What is remarkable is that the federal government has sunk ever deeper into debt so that my wife and I, and tens of millions of other middle-class and well-off Americans, can live the lifestyles to which we have become accustomed. Those checks will likely finance a cruise or two and maybe a couple of foreign trips. Our lifestyle would be even grander had we been allowed to invest our Social Security taxes in higher-yielding mutual funds.
Granted, tens of thousands of low-income people — especially those who were unable or unwilling to save while working — may use their Social Security checks to buy basic food, shelter and transportation. As the head of AARP noted in 2011: “Social Security is the principal source of family income for over half of older Americans, and roughly one quarter of those aged 65 and older live in families that depend on Social Security benefits for 90 percent or more of their income. In 2009, Social Security benefits kept over 36 percent of older Americans, including 39 percent of all older women, out of poverty. Before the enactment of Social Security, more than half of those 65 and older were poor.”
Advocates for never touching the benefits of the elderly in lower income groups will never acknowledge that many have much better retirement lifestyles than their annual incomes might suggest. Elderly people who have just started receiving Social Security are often surveyed when their incomes are temporarily suppressed because they have lost jobs, or they are out of work for health reasons. The future job, income and health prospects of some may be bleak, but that is certainly not the case for all.
Some elderly people with low incomes one year can expect relatively nice lifestyles their remaining years. This is especially true for those with savings and no mortgages — who sometimes have backyard swimming pools, nice cars and large-screen HD televisions, as studies have found is the case for many poor people.
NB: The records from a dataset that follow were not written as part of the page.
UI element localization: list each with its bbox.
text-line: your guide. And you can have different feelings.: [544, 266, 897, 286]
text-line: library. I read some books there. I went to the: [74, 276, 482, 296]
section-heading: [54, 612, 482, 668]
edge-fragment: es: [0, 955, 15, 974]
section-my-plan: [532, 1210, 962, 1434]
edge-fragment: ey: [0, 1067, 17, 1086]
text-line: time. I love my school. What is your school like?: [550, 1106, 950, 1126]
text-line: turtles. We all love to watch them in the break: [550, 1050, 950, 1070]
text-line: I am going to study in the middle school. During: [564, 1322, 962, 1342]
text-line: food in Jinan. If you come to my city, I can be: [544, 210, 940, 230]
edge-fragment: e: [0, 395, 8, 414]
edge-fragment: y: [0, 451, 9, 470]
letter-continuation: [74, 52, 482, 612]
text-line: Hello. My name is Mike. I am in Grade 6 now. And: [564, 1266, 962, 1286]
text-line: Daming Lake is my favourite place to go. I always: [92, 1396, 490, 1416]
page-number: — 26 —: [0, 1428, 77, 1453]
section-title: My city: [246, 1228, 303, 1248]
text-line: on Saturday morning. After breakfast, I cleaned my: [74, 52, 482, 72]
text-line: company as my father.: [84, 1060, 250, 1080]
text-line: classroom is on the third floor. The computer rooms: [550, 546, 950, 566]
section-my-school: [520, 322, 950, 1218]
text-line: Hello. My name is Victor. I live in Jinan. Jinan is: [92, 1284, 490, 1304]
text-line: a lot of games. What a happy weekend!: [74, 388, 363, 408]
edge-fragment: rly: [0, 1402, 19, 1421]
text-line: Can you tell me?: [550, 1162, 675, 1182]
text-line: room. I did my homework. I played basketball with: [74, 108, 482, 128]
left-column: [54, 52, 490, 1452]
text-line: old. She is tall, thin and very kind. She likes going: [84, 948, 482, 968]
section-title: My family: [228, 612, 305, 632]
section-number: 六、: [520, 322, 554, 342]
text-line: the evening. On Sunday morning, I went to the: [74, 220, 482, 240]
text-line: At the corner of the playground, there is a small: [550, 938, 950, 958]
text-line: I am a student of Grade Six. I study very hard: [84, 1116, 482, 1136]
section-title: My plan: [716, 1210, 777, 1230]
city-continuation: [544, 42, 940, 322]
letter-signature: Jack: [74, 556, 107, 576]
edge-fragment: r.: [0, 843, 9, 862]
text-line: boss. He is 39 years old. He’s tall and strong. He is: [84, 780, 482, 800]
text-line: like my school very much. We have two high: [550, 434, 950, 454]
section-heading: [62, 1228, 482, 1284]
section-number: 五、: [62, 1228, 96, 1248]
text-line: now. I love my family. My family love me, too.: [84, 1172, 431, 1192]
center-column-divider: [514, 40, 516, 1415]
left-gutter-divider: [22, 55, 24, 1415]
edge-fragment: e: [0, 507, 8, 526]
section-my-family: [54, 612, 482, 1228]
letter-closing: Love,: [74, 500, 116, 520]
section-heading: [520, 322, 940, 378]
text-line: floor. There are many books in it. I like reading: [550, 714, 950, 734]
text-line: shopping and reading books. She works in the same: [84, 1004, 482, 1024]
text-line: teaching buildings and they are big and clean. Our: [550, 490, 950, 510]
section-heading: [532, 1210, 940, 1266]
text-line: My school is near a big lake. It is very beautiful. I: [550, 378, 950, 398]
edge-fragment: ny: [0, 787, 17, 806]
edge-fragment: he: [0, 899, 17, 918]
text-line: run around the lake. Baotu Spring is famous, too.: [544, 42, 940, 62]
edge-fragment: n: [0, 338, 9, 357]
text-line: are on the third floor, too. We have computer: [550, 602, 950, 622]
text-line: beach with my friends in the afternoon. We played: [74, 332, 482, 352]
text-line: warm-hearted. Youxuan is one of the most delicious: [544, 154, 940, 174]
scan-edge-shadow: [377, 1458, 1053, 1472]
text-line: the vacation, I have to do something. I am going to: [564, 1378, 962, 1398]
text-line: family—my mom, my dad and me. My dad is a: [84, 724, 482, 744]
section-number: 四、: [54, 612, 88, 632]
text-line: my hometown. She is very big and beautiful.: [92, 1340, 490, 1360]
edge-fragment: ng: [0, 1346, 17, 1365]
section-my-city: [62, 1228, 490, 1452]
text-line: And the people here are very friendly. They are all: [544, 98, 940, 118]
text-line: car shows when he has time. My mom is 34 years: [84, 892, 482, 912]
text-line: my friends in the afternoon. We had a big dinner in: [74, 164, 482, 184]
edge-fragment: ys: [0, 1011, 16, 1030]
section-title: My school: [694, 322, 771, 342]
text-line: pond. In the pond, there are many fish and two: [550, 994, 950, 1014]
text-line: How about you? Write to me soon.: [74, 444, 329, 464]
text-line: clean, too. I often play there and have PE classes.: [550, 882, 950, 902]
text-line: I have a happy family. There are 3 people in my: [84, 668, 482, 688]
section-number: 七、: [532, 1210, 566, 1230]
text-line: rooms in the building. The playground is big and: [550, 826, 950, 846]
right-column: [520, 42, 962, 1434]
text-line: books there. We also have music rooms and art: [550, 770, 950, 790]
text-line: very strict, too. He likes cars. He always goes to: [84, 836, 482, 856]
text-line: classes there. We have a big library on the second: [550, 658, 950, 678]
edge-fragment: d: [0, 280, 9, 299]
Today, over a third of Social Security recipients have total family incomes above the national median income (about $50,000); over a fifth of social security recipients have family incomes over 50 percent higher; and nearly an eighth (12.2 percent) have household incomes above $105,000. Given the country’s extraordinary fiscal exigencies, are Social Security benefits politically untouchable — even for high-income recipients?
Richard McKenzie is a senior fellow with the National Center for Policy Analysis.